After agreeing last month to pay a $275,000 arbitration settlement related to the actions of a rogue broker, Westminster Financial Securities is employing a unique legal strategy to renege on the award, according to the lawyer representing the 68-year-old client.
Adam Gana, partner at the law firm Gana Weinstein, filed a lawsuit Thursday in the U.S. District Court of Nevada claiming the Dayton, Ohio-based brokerage firm is in breach of the settlement agreement by saying it no longer plans to pay the award to Mary Krevosh. She was a client at Westminster for four years through June 2016.
In addition to the lawsuit, which includes email correspondence by representatives of Westminster agreeing to the settlement, Mr. Gana sent a letter to the Financial Industry Regulatory Authority Inc. requesting that Westminster be suspended for violating the settlement agreement.
According to the lawsuit, the award settlement was reached July 20, 11 days before a scheduled Finra arbitration hearing. With the settlement reached, Mr. Gana was moving forward to document the resolution by sending Finra a "letter of settlement in principal."
But, at the request of Westminster's attorney, Joseph Simms, the wording "in principal" was removed from the letter, which the suit claims removed the case from Finra's arbitration docket "in its entirety."
Mr. Simms, from the law firm Koehler Fitzgerald, declined to comment for this story, and the brokerage did not respond to a request for comment.
But, according to Mr. Gana, Westminster's legal representatives have told him they will not be honoring the agreed upon settlement award.
Finra spokeswoman Michelle Ong would not comment on the specific case. Mr. Gana said there has only been a verbal claim by Westminster's lawyer suggesting the brokerage plans to renege on the payment. If there was a written document stating that the settlement agreement will not be honored, by rule, Finra could suspend the brokerage immediately.

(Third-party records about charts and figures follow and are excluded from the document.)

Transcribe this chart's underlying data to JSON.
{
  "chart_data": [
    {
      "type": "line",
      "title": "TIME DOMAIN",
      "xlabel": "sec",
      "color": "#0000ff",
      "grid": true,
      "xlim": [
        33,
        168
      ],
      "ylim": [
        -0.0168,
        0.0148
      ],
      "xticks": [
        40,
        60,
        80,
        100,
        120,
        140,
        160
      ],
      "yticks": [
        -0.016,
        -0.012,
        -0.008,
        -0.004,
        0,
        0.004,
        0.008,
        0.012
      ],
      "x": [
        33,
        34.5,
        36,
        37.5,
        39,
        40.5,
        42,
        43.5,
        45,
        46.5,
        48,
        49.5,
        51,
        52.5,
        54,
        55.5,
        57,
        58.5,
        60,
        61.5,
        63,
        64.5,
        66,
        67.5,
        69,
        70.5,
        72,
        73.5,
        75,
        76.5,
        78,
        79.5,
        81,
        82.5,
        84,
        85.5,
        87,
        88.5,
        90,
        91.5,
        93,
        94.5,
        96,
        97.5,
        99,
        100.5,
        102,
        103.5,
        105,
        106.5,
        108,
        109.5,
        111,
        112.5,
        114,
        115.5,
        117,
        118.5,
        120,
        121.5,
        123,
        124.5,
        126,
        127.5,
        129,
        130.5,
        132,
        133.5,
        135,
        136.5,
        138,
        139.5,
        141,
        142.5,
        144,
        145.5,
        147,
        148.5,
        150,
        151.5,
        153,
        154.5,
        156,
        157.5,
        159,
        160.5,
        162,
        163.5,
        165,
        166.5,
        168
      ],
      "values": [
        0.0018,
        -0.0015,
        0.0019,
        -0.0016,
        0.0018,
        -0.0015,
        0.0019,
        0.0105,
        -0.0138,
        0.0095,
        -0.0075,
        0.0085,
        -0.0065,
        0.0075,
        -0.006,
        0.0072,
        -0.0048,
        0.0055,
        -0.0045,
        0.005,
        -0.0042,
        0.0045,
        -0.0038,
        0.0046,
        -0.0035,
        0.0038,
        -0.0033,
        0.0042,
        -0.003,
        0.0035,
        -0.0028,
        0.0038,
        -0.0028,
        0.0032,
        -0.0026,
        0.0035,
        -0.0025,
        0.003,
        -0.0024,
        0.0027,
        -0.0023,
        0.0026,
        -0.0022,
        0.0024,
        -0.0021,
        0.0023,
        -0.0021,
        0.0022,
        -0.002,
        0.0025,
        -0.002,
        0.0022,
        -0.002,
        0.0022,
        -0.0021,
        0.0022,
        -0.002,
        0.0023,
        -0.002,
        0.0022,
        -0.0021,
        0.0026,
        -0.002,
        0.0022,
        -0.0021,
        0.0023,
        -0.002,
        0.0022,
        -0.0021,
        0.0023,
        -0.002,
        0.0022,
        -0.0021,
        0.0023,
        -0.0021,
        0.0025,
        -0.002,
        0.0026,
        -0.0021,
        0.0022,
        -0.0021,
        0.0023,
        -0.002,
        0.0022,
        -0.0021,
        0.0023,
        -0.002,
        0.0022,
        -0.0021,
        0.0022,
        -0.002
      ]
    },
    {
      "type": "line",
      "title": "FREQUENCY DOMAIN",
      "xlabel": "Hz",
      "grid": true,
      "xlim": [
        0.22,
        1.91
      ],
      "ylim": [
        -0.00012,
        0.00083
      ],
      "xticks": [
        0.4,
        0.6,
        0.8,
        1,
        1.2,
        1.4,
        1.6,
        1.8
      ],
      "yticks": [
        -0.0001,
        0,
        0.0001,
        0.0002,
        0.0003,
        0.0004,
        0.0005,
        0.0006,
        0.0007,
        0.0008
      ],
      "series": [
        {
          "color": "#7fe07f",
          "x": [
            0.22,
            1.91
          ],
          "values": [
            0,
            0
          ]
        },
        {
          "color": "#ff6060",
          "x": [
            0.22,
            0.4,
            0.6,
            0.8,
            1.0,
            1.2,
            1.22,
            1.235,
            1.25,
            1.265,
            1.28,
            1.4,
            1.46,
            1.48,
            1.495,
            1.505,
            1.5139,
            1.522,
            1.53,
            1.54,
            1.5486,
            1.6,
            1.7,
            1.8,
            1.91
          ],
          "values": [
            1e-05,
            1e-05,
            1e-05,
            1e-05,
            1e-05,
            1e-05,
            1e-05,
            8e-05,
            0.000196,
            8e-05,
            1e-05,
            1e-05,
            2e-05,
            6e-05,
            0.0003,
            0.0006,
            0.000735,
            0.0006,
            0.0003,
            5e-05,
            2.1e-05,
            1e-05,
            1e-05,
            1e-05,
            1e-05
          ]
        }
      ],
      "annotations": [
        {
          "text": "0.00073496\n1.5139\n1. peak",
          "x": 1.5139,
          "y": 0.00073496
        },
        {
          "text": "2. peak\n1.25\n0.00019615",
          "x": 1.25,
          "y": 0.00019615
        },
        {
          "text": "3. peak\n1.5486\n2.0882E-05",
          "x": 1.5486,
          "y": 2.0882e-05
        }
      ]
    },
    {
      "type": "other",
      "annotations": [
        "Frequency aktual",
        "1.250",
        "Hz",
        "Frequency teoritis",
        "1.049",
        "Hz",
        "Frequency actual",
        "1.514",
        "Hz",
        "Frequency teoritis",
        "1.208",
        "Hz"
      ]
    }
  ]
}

The settlement agreement was designed to conclude an original claim by Ms. Krevosh from April 2017 regarding her experience working with Louis Telerico, the former Westminster broker who has had his license suspended for six months through December.
Mr. Telerico could not be reached for comment.
According to Mr. Gana, Mr. Telerico misled and took advantage of Ms. Krevosh on numerous occasions.
"He recommended my client purchase a bronze bear for $200,000 from his own 95-year-old mother," Mr. Gana said of Mr. Telerico. "And my client never even got the bear."
Mr. Gana also claims Mr. Telerico convinced his client to purchase $219,000 in real estate from a business that was owned by the broker.
Ms. Krevosh also made about $50,000 worth of personal loans to Mr. Telerico, according to the complaint.
According to Finra's BrokerCheck, Mr. Telerico worked for seven different firms during a 46-year career.
He worked at Westminster Financial Services from 2012 through June 2016, when he was suspended by Finra.
From 1999 through 2016, Finra recorded 14 customer disputes involving Mr. Telerico. Twelve of those disputes were recorded prior to him joining Westminster.